スポーツニュースは恐い 刷り込まれる〈日本人〉

スポーツニュースは恐い 刷り込まれる〈日本人〉』森田浩之著、生活人新書、700円(税別)

 むかし「インベーダー」というテレビドラマがあった。建築家のデビッド・ビンセントが空飛ぶ円盤を目撃。宇宙からの地球侵略計画を察知するものの、誰にも信じてもらえない。露口茂のナレーションがゾクッと恐怖を煽った。本書を手にちらっと、そんなことを思い出してしまった。

 本書は、巧みな変化球で、ストライクを決めてくる。スポーツニュースってさァ、国に関わる隠密な重職を担っているんだけど、気付いていたかい? と著者は耳打ちするのだ。

 松坂やイチローや松井、あるいは中村俊輔、まあ誰だっていい、海外で日本人が活躍していると聞くと、なぜかうれしく思ってしまう。ルールなんて満足に知らないくせに、気にしてしまう。それはなぜなのかと、著者は問いかける。

<私たちが日本人だから? それは答えのようで答えになっていない>

 日本人選手の海外での活躍を「うれしく思う」背景にナショナリズムが影響しているのは、あらためて言われるまでもない。注目したいのは、「ナショナリズムには二つある」の論である。

<日本人であることを「誇りに思わせる」ナショナリズムと、日本人であることを「忘れさせない」ナショナリズム>

 似たものではあるが、この二つは大きく異なるものだという。国旗を振るのが「誇りに思わせる」イメージなら、「忘れさせない」は役所の入り口にひっそりと掲げるようなもの。松坂や松井をつい応援するのは、後者のナショナリズムが作用している。

 「国をつくる」という場合、力を発揮するのは、このように「ひっそり」とした行いの蓄積だという。著者のプロフィールを確かめると、「ニューズウィーク」の元副編集長とある。スタンスは、スポーツライターではなく、ジャーナリストだ。

 なんとなく消費し、気にしないですませてきたニュースの細々としたこと一つひとつに<なぜだろう>と、ツッコミを入れていく。

どうして女性選手が「ちゃん」付けなんだ?

「愛ちゃん」「麻央ちゃん」「藍ちゃん」

 大人のメディアが女性選手となると「ちゃん」付けにする。年齢は関係しない。「Qちゃん」「柔ちゃん」の例もある。
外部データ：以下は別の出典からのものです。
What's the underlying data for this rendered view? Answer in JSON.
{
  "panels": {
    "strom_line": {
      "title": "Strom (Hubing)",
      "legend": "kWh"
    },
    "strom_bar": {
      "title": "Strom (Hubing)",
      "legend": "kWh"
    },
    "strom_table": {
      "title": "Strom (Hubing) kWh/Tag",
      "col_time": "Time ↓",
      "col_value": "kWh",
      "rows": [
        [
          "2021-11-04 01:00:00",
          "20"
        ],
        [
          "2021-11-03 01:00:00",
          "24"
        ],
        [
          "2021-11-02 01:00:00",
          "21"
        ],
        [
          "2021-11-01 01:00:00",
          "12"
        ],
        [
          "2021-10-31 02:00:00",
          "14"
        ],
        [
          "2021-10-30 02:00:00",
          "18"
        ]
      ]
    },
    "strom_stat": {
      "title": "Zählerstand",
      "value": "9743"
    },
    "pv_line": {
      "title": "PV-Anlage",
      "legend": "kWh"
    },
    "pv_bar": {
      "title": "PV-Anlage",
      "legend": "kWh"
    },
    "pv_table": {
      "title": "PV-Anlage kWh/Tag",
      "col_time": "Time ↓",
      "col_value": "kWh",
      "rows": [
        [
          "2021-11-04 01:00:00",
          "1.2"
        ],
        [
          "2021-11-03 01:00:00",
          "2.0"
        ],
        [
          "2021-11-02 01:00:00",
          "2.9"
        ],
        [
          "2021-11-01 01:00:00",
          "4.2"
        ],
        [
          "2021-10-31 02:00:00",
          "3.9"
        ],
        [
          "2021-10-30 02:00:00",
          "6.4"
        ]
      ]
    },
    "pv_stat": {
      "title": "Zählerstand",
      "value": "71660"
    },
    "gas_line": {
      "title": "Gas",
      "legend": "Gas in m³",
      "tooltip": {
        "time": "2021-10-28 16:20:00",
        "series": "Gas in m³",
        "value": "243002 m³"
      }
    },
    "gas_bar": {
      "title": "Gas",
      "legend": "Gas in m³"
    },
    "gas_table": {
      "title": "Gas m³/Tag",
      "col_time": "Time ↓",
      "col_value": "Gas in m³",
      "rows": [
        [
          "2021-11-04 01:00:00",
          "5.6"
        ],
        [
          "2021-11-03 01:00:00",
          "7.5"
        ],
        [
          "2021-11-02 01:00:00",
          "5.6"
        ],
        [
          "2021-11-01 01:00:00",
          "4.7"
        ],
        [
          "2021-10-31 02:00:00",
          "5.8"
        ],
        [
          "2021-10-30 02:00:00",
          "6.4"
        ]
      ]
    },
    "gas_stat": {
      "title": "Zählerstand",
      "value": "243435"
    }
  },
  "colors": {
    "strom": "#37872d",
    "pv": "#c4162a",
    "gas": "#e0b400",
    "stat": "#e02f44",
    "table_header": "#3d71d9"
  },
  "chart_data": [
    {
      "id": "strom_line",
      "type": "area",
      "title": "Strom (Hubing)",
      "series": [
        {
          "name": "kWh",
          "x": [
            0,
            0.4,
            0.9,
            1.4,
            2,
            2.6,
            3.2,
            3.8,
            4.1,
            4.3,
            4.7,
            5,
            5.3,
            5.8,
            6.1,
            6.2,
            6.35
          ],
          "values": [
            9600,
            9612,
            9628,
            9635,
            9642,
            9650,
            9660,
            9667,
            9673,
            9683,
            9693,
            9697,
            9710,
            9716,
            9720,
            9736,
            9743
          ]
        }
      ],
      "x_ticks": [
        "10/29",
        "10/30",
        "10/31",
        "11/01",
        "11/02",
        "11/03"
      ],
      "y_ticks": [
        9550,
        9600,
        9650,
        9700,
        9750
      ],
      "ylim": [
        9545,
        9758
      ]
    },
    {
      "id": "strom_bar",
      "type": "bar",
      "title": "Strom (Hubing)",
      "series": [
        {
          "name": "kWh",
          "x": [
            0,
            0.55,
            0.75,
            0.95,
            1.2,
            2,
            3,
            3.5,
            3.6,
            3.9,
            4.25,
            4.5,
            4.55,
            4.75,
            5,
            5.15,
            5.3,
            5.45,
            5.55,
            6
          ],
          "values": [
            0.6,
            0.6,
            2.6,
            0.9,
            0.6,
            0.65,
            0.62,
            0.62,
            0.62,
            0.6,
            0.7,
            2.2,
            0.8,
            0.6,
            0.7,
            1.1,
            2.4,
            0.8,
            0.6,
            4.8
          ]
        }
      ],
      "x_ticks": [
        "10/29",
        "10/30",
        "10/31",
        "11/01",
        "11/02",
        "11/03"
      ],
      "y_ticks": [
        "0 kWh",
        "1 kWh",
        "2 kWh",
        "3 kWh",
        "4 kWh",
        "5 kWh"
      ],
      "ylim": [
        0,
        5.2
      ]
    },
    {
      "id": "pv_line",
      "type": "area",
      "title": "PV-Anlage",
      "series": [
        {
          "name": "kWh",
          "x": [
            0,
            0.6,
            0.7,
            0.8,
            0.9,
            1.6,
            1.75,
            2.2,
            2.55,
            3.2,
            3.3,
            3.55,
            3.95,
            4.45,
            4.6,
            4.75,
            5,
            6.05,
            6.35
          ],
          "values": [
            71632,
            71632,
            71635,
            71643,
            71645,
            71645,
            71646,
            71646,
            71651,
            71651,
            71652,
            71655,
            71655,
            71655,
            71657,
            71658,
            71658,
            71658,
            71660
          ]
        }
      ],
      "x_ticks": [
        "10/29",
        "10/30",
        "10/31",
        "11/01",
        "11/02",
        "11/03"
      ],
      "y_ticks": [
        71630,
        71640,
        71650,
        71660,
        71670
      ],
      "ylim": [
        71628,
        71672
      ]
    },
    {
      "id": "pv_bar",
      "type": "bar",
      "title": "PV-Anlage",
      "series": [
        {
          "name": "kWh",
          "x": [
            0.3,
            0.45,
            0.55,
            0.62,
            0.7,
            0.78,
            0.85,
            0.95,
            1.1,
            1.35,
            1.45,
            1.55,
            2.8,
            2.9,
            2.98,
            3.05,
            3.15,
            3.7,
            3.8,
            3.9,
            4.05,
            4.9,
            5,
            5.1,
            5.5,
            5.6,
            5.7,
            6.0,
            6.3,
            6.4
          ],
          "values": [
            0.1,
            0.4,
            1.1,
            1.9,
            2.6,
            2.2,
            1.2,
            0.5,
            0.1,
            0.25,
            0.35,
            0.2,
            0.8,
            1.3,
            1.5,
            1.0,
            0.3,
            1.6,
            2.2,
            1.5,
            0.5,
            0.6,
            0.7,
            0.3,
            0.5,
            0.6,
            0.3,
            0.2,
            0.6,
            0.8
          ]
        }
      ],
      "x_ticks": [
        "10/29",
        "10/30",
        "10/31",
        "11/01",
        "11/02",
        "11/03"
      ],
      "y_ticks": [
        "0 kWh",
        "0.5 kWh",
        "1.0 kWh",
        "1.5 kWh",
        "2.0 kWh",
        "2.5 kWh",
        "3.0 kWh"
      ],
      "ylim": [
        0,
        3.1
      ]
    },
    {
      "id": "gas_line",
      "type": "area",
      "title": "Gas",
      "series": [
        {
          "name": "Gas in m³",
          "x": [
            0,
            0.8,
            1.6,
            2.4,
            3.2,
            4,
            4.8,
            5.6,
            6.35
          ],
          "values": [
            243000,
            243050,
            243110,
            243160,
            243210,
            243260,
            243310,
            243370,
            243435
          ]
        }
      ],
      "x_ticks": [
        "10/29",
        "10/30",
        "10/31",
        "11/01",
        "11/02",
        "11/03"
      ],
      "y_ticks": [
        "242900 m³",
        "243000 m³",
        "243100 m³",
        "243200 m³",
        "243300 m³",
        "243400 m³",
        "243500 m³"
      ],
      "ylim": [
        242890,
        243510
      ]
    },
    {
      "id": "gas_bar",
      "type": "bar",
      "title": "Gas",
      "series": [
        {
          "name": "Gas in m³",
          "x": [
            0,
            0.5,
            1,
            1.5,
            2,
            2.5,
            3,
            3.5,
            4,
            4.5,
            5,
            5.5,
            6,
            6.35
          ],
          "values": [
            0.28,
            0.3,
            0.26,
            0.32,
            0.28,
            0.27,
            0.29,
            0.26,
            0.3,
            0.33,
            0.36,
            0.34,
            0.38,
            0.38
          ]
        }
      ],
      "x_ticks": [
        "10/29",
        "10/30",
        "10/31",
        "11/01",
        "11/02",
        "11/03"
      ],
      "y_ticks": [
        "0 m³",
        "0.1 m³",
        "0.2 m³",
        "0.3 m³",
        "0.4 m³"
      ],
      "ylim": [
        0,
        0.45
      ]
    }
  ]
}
 考えてみたら、失礼な話である。ギョウカイのお仲間内じゃあるまいに、ニュースで「ちゃん」はおかしいよな。

 定着しつつある、この「ちゃん」付け。親しみを込めているのだと思い込んでいたが、無意識の底意があらわれているという。

 著者は注意深くスポーツ紙などをチェックする。なぜか、彼らは競技を離れて選手のプライベートを紹介することに積極的だ。女性選手とあれば、ぬいぐるみを大事にしているだとか、どんなケーキが好きだとか、「女性らしい一面」を印象付けたがる。
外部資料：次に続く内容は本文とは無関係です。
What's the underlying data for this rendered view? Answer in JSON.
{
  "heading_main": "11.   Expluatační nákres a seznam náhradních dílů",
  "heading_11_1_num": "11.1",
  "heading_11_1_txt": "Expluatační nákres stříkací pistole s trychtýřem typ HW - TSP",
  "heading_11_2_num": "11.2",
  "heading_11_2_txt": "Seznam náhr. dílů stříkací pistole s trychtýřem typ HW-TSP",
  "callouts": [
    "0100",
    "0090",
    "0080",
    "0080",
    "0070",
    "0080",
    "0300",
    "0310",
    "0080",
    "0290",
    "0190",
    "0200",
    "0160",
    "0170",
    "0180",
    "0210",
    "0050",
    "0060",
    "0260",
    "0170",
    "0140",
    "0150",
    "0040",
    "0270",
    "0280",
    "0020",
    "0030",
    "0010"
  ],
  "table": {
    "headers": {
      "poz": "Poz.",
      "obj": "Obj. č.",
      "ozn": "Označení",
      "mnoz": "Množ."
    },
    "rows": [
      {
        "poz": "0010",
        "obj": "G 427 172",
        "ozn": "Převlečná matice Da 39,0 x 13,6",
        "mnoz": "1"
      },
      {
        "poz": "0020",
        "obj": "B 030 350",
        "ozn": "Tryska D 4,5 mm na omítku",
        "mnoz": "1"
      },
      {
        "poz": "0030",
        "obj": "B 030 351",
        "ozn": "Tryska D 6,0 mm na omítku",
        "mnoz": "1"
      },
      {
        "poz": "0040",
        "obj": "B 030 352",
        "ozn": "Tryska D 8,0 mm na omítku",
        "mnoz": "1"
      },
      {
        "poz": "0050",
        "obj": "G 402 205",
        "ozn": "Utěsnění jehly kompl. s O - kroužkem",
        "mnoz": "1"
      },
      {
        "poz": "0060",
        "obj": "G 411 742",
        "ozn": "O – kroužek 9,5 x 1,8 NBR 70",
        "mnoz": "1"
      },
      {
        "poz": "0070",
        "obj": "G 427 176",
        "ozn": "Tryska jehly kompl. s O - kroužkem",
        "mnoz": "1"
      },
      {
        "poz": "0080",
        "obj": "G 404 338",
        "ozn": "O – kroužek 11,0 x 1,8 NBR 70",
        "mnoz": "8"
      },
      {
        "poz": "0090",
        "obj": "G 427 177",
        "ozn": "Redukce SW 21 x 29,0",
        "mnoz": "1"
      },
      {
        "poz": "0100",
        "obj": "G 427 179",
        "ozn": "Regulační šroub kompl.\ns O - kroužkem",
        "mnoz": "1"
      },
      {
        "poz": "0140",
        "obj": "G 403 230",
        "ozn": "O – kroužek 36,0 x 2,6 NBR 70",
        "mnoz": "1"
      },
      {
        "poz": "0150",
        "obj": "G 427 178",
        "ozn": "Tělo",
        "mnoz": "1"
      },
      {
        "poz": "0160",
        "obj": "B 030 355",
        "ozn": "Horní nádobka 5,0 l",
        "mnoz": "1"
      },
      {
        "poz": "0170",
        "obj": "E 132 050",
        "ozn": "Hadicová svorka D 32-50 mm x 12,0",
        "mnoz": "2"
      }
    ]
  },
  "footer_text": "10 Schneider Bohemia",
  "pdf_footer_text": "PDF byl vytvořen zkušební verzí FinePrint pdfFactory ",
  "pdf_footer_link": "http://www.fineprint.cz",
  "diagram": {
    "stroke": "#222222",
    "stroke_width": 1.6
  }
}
 独身か既婚か。出産でもすれば「ママさん選手」と一言添えるのを忘れない。さりげなく、夫や家族の協力を物語ってみせる。では、なぜ「パパさん選手」とは言わないのか?

 ここにもスポーツニュースの底意が隠されている。

 たとえば、女子マラソンの弘山晴美選手。必ずといっていいほど、沿道を走る夫の弘山勉コーチとの「二人三脚」がクローズアップされる。たしかに、美談である。ほほえましくもある。